Formação da Linha Primitiva 
No início da terceira semana a linha primitiva surge na extremidade caudal do embrião 
como resultado da proliferação e migração de células do epiblasto para o plano 
mediando do disco embrionário, constituindo o primeiro sinal da gastrulação. Na sua 
extremidade cefálica surge o nó primitivo, com uma pequena depressão no centro 
chamado fosseta primitiva e ao longo da linha forma-se o sulco primitivo. O 
aparecimento da linha primitiva torna possível identificar o eixo embrionário. 
Após esse processo, ocorre a invaginação de células do epiblasto que dão origem as 
três camadas germinativas do embrião: o mesênquima ou mesoblasto, que origina os 
tecidos de sustentação e conjuntivos do corpo, um pouco forma o mesoderma intra-
embrionário e outras deslocam o hipoblasto e formam endoderma intra-embrionáiro. As 
demais células que permanecem no epiblasto formam o ectoderma intra-embrionario. A 
linha primitiva regride e desaparece na quarta semana do desenvolvimento. 
Formação do processo notocordal 
Células mesenquimais migram cefalicamente do nó e da fosseta primitiva formando um 
cordão celular mediano o processo notocordal. Esse processo adquire uma luz - canal 
notocordal - e cresce até alcançar a placa precordal, área de células endodérmicas 
firmemente aderidas a ectoderma. Estas camadas fundidas formam a membrana 
bucofaríngea (boca). Caudalmente a linha primitiva há uma área circular também com 
disco bilaminar, a membrana cloacal (ânus). 
A notocorda surge pela transformação do bastão celular do processo notocordal.
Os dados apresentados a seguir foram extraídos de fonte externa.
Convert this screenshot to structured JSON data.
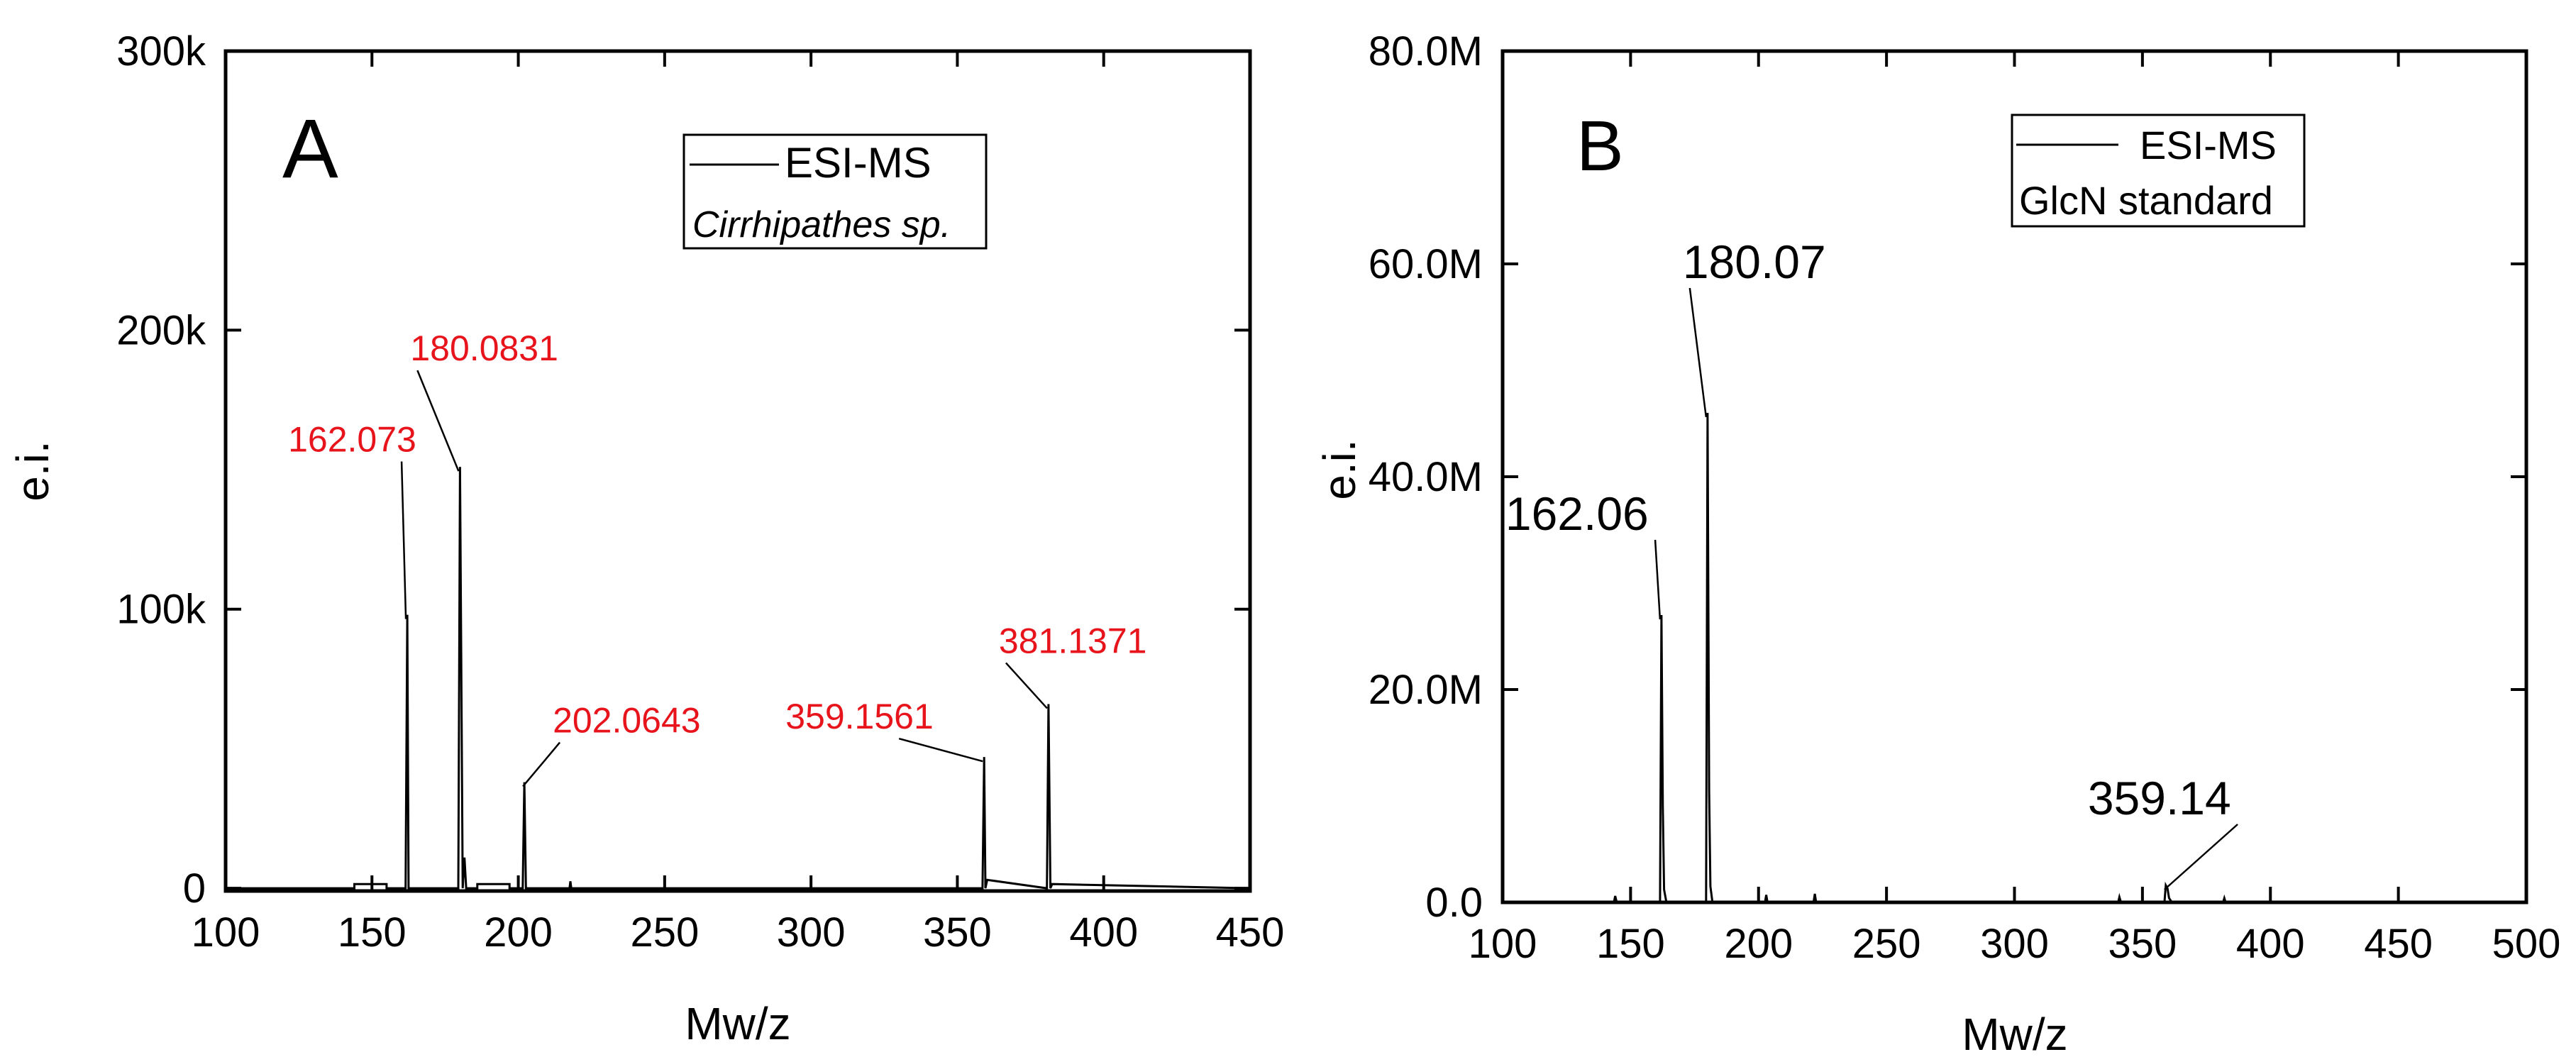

O 
assoalho do processo notocordal funde-se com o endoderma e degeneram. Ocorre 
então a proliferação de células notocordais a partir da extremidade cefálica, a placa 
notocordal se dobra e forma a notocorda. 
A notocorda: 
- Define o eixo do embrião; 
- Base para formação do esqueleto axial; 
- Futuro local dos corpos vertebrais. 
Formação do Alantóide 
O alantóide é um anexo embrionário que surge por volta do 16° dia na parede caudal 
do saco vitelino. Durante a maior parte do desenvolvimento, o alantóide persiste como 
uma linha que se estende da bexiga urinária até a região umbilical, chamada de úraco, a 
qual nos adultos corresponderá ao ligamento umbilical mediano. 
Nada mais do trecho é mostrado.